La nouvelle est drôlement sortie. On a infligé à Roger Walsh la peine la plus sévère jamais donnée pour un cas d'ivresse au volant causant la mort: l'emprisonnement à vie.

Mais comme la poursuite réclamait que l'homme soit déclaré délinquant dangereux, cette peine extraordinaire est aussitôt apparue comme presque clémente.

Il est vrai que Walsh, 57 ans, est irrécupérable. Il en était à sa 18e condamnation pour conduite avec des facultés affaiblies depuis 1971. Il conduisait sans permis, d'ailleurs, ce soir fatal de 2008, quand il a tué Anee Khudaverdian, aux Cèdres, en banlieue de Montréal.

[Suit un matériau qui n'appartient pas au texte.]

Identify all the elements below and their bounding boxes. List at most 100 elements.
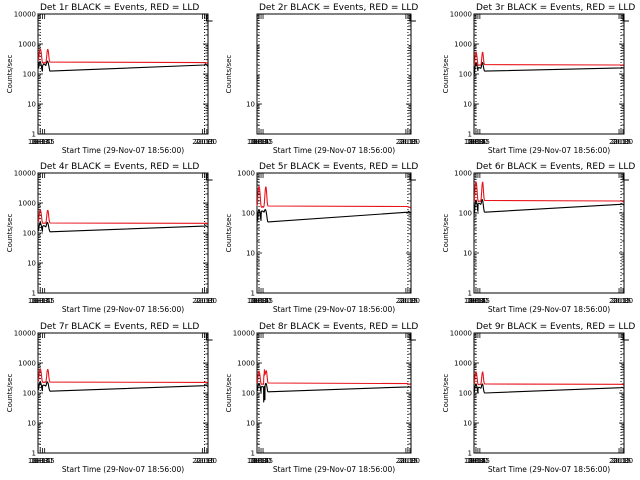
x-tick-label: 20:15: [611, 138, 631, 146]
y-axis-title: Counts/sec: [442, 374, 450, 413]
x-tick-label: 18:00: [247, 297, 267, 305]
x-tick-label: 20:30: [613, 138, 633, 146]
x-tick-label: 18:15: [249, 457, 269, 465]
x-tick-label: 20:30: [400, 138, 420, 146]
y-tick-label: 1: [32, 290, 36, 298]
x-tick-label: 20:15: [398, 457, 418, 465]
panel-title: Det 1r BLACK = Events, RED = LLD: [40, 3, 199, 13]
events-series-line: [37, 381, 208, 392]
events-series-line: [473, 62, 625, 75]
y-tick-label: 1000: [454, 360, 472, 368]
detector-panel-8: Det 8r BLACK = Events, RED = LLD 1 10 100 10…: [225, 322, 420, 474]
detector-panel-5: Det 5r BLACK = Events, RED = LLD 1 10 100 10…: [225, 162, 420, 314]
x-tick-label: 18:15: [466, 457, 486, 465]
plot-frame: [256, 13, 412, 135]
panel-title: Det 8r BLACK = Events, RED = LLD: [259, 322, 418, 332]
y-tick-label: 1: [32, 131, 36, 139]
y-tick-label: 100: [23, 230, 36, 238]
y-tick-label: 100: [242, 210, 255, 218]
y-tick-label: 10: [463, 101, 472, 109]
plot-frame: [37, 332, 209, 454]
x-tick-label: 18:00: [464, 138, 484, 146]
events-series-line: [37, 221, 208, 233]
x-tick-label: 20:00: [609, 457, 629, 465]
y-tick-label: 10000: [14, 11, 36, 19]
y-tick-label: 100: [242, 390, 255, 398]
panel-title: Det 7r BLACK = Events, RED = LLD: [40, 322, 199, 332]
y-tick-label: 100: [23, 390, 36, 398]
x-tick-label: 18:30: [251, 297, 271, 305]
x-tick-label: 18:45: [35, 138, 55, 146]
plot-frame: [256, 332, 412, 454]
x-axis-title: Start Time (29-Nov-07 18:56:00): [62, 146, 184, 155]
x-tick-label: 20:00: [192, 297, 212, 305]
x-tick-label: 20:00: [609, 138, 629, 146]
x-tick-label: 18:00: [28, 457, 48, 465]
y-tick-label: 1: [468, 290, 472, 298]
y-axis-title: Counts/sec: [225, 55, 233, 94]
y-tick-label: 10000: [14, 330, 36, 338]
x-axis-title: Start Time (29-Nov-07 18:56:00): [273, 305, 395, 314]
x-tick-label: 18:00: [28, 138, 48, 146]
x-tick-label: 18:15: [30, 297, 50, 305]
x-tick-label: 20:00: [192, 138, 212, 146]
x-tick-label: 18:15: [30, 457, 50, 465]
x-axis-title: Start Time (29-Nov-07 18:56:00): [488, 146, 610, 155]
interval-bracket: [622, 174, 629, 181]
x-tick-label: 18:30: [32, 138, 52, 146]
panel-title: Det 4r BLACK = Events, RED = LLD: [40, 162, 199, 172]
x-tick-label: 18:00: [247, 457, 267, 465]
y-tick-label: 100: [23, 71, 36, 79]
y-axis-title: Counts/sec: [442, 214, 450, 253]
y-tick-label: 100: [459, 390, 472, 398]
lld-series-line: [473, 51, 625, 67]
x-tick-label: 18:00: [28, 297, 48, 305]
x-tick-label: 20:30: [197, 457, 217, 465]
detector-panel-4: Det 4r BLACK = Events, RED = LLD 1 10 100 10…: [6, 162, 217, 314]
y-tick-label: 1000: [18, 41, 36, 49]
y-tick-label: 10: [246, 250, 255, 258]
x-tick-label: 20:30: [613, 457, 633, 465]
events-series-line: [37, 60, 209, 72]
x-tick-label: 18:00: [247, 138, 267, 146]
panel-title: Det 6r BLACK = Events, RED = LLD: [476, 162, 635, 172]
y-tick-label: 10: [27, 101, 36, 109]
events-series-line: [256, 208, 411, 223]
x-tick-label: 20:00: [192, 457, 212, 465]
detector-panel-2: Det 2r BLACK = Events, RED = LLD 10 18:001…: [225, 3, 420, 155]
y-tick-label: 10: [246, 420, 255, 428]
lld-series-line: [473, 371, 624, 386]
y-axis-title: Counts/sec: [6, 55, 14, 94]
x-tick-label: 20:00: [609, 297, 629, 305]
x-tick-label: 20:15: [611, 297, 631, 305]
lld-series-line: [37, 48, 208, 64]
y-tick-label: 10000: [450, 11, 472, 19]
y-tick-label: 1000: [454, 170, 472, 178]
x-tick-label: 20:15: [398, 138, 418, 146]
x-tick-label: 18:00: [464, 457, 484, 465]
x-axis-title: Start Time (29-Nov-07 18:56:00): [62, 465, 184, 474]
x-tick-label: 18:30: [468, 297, 488, 305]
x-tick-label: 18:30: [32, 457, 52, 465]
lld-series-line: [37, 368, 208, 384]
y-tick-label: 1: [251, 450, 255, 458]
plot-frame: [256, 172, 412, 294]
y-axis-title: Counts/sec: [225, 374, 233, 413]
y-tick-label: 10000: [450, 330, 472, 338]
x-axis-title: Start Time (29-Nov-07 18:56:00): [273, 465, 395, 474]
interval-bracket: [409, 334, 416, 341]
plot-frame: [37, 172, 209, 294]
y-tick-label: 1: [32, 450, 36, 458]
interval-bracket: [206, 174, 213, 181]
y-tick-label: 1000: [237, 360, 255, 368]
y-tick-label: 10: [27, 260, 36, 268]
x-tick-label: 20:30: [400, 297, 420, 305]
lld-series-line: [473, 181, 624, 203]
interval-bracket: [622, 15, 629, 22]
lld-series-line: [256, 369, 412, 386]
x-tick-label: 18:45: [35, 457, 55, 465]
x-axis-title: Start Time (29-Nov-07 18:56:00): [273, 146, 395, 155]
y-tick-label: 1: [468, 131, 472, 139]
y-tick-label: 10: [463, 250, 472, 258]
y-tick-label: 100: [459, 210, 472, 218]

Si quelqu'un mérite la peine maximale, c'est bien Roger Walsh. Mais délinquant dangereux?

Les délinquants dangereux ne sont pas condamnés à une peine précise. Ils sont envoyés en détention pour une période indéterminée, sans aucun horizon de libération conditionnelle. Le cas du délinquant est revu périodiquement par un comité qui décide ou non de sa libération. Règle générale, cela veut dire qu'il est en prison pour le reste de ses jours.

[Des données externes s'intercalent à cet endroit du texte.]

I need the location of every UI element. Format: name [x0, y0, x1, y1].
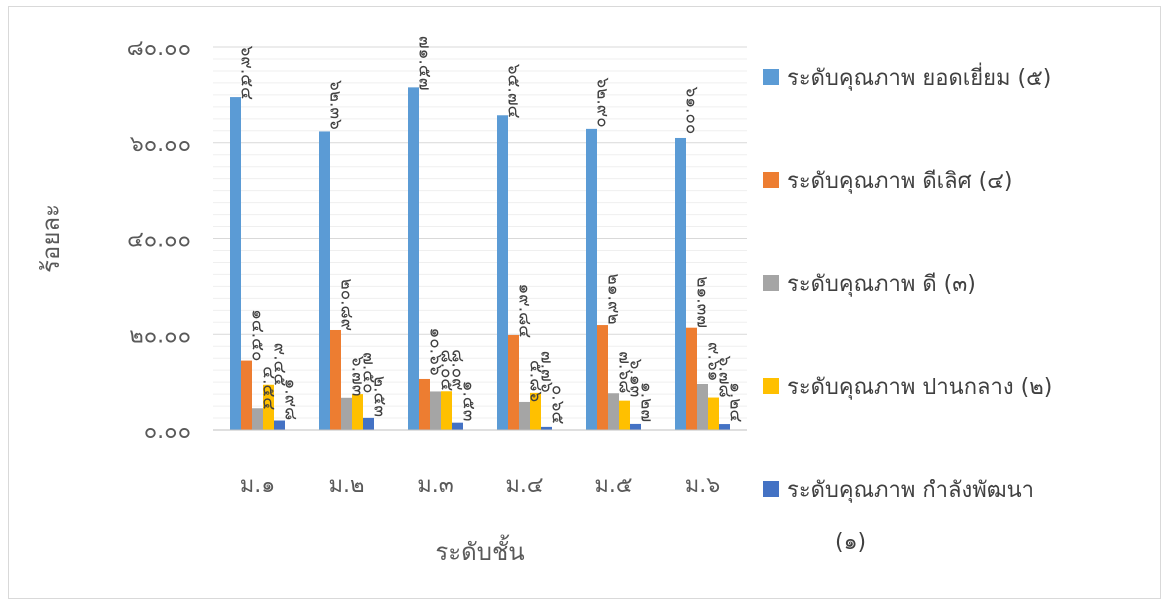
data-label: ๑๔.๕๐	[248, 309, 268, 361]
x-category-label: ม.๖	[685, 473, 720, 498]
bar	[274, 420, 285, 430]
data-label: ๒๑.๙๒	[604, 274, 624, 325]
x-axis-categories: ม.๑ ม.๒ ม.๓ ม.๔ ม.๕ ม.๖	[240, 473, 720, 498]
data-label: ๗.๕๐	[359, 352, 379, 393]
bar	[686, 327, 697, 430]
data-label: ๐.๖๕	[548, 385, 568, 425]
y-tick-label: ๐.๐๐	[144, 419, 191, 444]
bar	[597, 325, 608, 430]
bar	[697, 383, 708, 430]
bar	[241, 360, 252, 430]
data-label: ๑.๒๗	[637, 382, 657, 422]
bar	[330, 329, 341, 430]
bar	[619, 400, 630, 430]
y-tick-label: ๘๐.๐๐	[127, 36, 191, 61]
y-tick-label: ๒๐.๐๐	[129, 323, 191, 348]
bar	[719, 424, 730, 430]
bar	[530, 392, 541, 430]
data-label: ๙.๖๑	[704, 342, 724, 381]
data-label: ๑.๒๔	[726, 382, 746, 422]
bar	[319, 131, 330, 430]
data-label: ๒๐.๘๙	[337, 278, 357, 331]
bar	[263, 384, 274, 430]
data-label: ๗๑.๕๗	[415, 36, 435, 91]
x-category-label: ม.๓	[417, 473, 454, 498]
data-label: ๘.๐๙	[448, 349, 468, 390]
bars	[230, 87, 730, 431]
data-label: ๗.๗๖	[537, 351, 557, 393]
bar	[497, 115, 508, 431]
data-label: ๑.๕๓	[459, 381, 479, 422]
legend-label: ระดับคุณภาพ ดี (๓)	[787, 272, 976, 297]
legend-swatch	[763, 172, 779, 188]
bar	[252, 408, 263, 430]
data-label: ๕.๘๖	[526, 360, 546, 402]
data-label: ๒๑.๓๗	[693, 276, 713, 328]
bar	[541, 426, 552, 430]
bar	[341, 397, 352, 430]
y-axis-title: ร้อยละ	[37, 204, 65, 273]
data-label: ๑๐.๖๖	[426, 327, 446, 375]
bar	[408, 87, 419, 430]
data-label: ๑๙.๘๔	[515, 284, 535, 339]
bar	[519, 401, 530, 430]
bar	[441, 391, 452, 430]
data-label: ๒.๕๓	[370, 376, 390, 417]
data-label: ๖๒.๓๖	[326, 80, 346, 130]
data-label: ๖๑.๐๐	[682, 86, 702, 134]
x-category-label: ม.๕	[594, 473, 632, 498]
legend-swatch	[763, 378, 779, 394]
data-label: ๔.๕๔	[259, 366, 279, 410]
legend-swatch	[763, 69, 779, 85]
x-category-label: ม.๔	[505, 473, 543, 498]
data-label: ๘.๐๕	[437, 349, 457, 391]
legend-label: ระดับคุณภาพ กำลังพัฒนา	[787, 478, 1034, 503]
bar	[230, 97, 241, 431]
bar	[630, 423, 641, 430]
gridlines	[213, 46, 747, 419]
data-label: ๖๕.๗๔	[504, 64, 524, 119]
x-category-label: ม.๒	[329, 473, 365, 498]
bar	[508, 335, 519, 430]
legend-swatch	[763, 275, 779, 291]
data-label: ๖.๑๓	[626, 359, 646, 398]
bar	[586, 128, 597, 430]
legend-label: ระดับคุณภาพ ปานกลาง (๒)	[787, 375, 1052, 400]
bar	[430, 391, 441, 430]
data-label: ๖๒.๙๐	[593, 77, 613, 127]
bar	[352, 394, 363, 430]
bar	[608, 393, 619, 430]
x-category-label: ม.๑	[240, 473, 275, 498]
bar	[708, 397, 719, 430]
bar	[452, 422, 463, 430]
bar	[419, 378, 430, 430]
x-axis-title: ระดับชั้น	[435, 534, 524, 566]
data-label: ๙.๔๕	[270, 343, 290, 387]
legend-swatch	[763, 481, 779, 497]
data-label: ๖.๗๓	[348, 356, 368, 397]
data-label: ๗.๖๘	[615, 351, 635, 393]
y-tick-label: ๖๐.๐๐	[130, 132, 191, 157]
bar	[675, 137, 686, 430]
chart-frame: ๖๙.๕๔๑๔.๕๐๔.๕๔ ๙.๔๕ ๑.๙๘ ๖๒.๓๖๒๐.๘๙๖.๗๓ ๗.๕๐…	[8, 6, 1161, 599]
legend-label: ระดับคุณภาพ ยอดเยี่ยม (๕)	[787, 62, 1051, 91]
data-label: ๖.๗๘	[715, 356, 735, 398]
bar	[363, 417, 374, 430]
legend: ระดับคุณภาพ ยอดเยี่ยม (๕) ระดับคุณภาพ ดีเ…	[763, 62, 1052, 555]
legend-label: ระดับคุณภาพ ดีเลิศ (๔)	[787, 169, 1012, 194]
legend-label-continued: (๑)	[835, 530, 866, 555]
data-label: ๖๙.๕๔	[237, 46, 257, 101]
y-tick-label: ๔๐.๐๐	[127, 228, 191, 253]
y-axis-ticks: ๐.๐๐ ๒๐.๐๐ ๔๐.๐๐ ๖๐.๐๐ ๘๐.๐๐	[127, 36, 191, 444]
data-label: ๑.๙๘	[281, 379, 301, 421]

Le juge Michel Mercier, de la Cour du Québec, en vient à la conclusion que cet article n'est pas destiné aux cas, même extrêmes, de conduite avec des facultés affaiblies causant la mort.

Clairement, les crimes visés sont des agressions sexuelles, des voies de fait graves, des tentatives de meurtre ayant un caractère extrême. Extrême et bien spécial. Il faut que les gestes soient d'une nature «si brutale», ou répétés, ou qu'ils manifestent une indifférence totale pour la vie des autres.

Donc, des circonstances tellement particulières qu'on est presque convaincu que si cette personne est libérée un jour, elle mettra la vie de quelqu'un en danger presque assurément.

L'analyse du juge Mercier est très sommaire, mais il a bien raison de le conclure: cette

exception n'a pas été prévue pour les délinquants de la route.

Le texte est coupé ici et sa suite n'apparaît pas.